Frühmorgens, wenn der Wind ungünstig stand, schlug einem beim Verlassen des Wohnhauses übler Geruch entgegen. Der Geruch von Schlachthof, von Fleischverarbeitung und totem Vieh. Im Erdgeschoss wurden Schlachtermesser und silberne Kettenhemden für Metzger verkauft. An manchen Tagen stand ein weißer Plastikbottich in der Größe eines Ölfasses vor der Ladentür, der Ladenbesitzer, ein stämmiger Mann in weißer Schürze, zog lange, weißliche, glitschnasse Tierdärme daraus hervor. Unter solchen Umständen galt es, die ersten fünfzig Meter von der Haustür bis zum Ende der Straße flach atmend zu überwinden, oder besser noch: Luft anhalten und durchtauchen. Der Gestank des Schlachthofs gehörte zu der Kategorie von Gerüchen, an die man sich nie wirklich gewöhnen kann. Auch Jahrzehnte später noch nimmt die Erinnerung daran Gestalt an wie sonst nur Erinnerungen an starke emotionale Erlebnisse, gerade so als erinnere man sich an eine Begegnung mit etwas körperlich Greifbaren und materiell Realen. Das Bild des Geruchs gleicht dem Schlag einer Faust in den Magen. Es gleicht einem aufs Gesicht geklatschten Schmutzlappen. Es nimmt den Atem. Ganz unmittelbar, und ganz ohne metaphorische Umwege.

Ich war 1990 zum Studium nach München gekommen und wohnte die ersten Wochen bei meiner älteren Schwester in der Tumblingerstraße.
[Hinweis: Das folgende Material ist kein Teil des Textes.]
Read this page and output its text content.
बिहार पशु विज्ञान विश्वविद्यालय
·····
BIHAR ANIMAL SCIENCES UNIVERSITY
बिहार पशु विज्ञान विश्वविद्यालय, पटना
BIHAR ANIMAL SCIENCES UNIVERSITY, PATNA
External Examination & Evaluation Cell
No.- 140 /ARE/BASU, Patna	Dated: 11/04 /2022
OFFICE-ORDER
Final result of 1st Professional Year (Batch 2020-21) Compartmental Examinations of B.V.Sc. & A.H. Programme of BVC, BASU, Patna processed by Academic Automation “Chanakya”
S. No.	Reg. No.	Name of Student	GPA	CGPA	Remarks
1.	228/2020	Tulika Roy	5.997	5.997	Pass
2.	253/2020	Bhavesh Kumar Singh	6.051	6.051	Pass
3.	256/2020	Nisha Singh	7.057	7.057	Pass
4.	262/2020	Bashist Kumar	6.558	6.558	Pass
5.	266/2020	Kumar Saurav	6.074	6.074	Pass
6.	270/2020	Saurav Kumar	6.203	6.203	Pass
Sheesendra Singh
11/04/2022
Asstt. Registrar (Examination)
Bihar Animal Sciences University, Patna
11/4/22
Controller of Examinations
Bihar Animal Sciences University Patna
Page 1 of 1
Stand der Wind günstig, blieb der Schlachthof hinter der Ziegelmauer auf der gegenüberliegenden Straßenseite für die Anwohnerinnen und Anwohner unbemerkt. Meine Schwester hatte mit ihrem Lebensgefährten eine schöne große Altbauwohnung in einem der stattlichen Gründerzeithäuser des Schlachthofviertels gemietet. Hohe weiße Zimmerdecken, Stuck in den Ecken, knarzende Treppenhausdielen. Zwei Häuser weiter der „Metzgerwirt“. Vorne an der Kapuzinerstraße in einem klobigen 80er Jahre Gebäudekomplex das Münchner Arbeitsamt, heute Jobcenter genannt, seine Klinkeroptik den alten Schlachthofgebäuden nachempfunden.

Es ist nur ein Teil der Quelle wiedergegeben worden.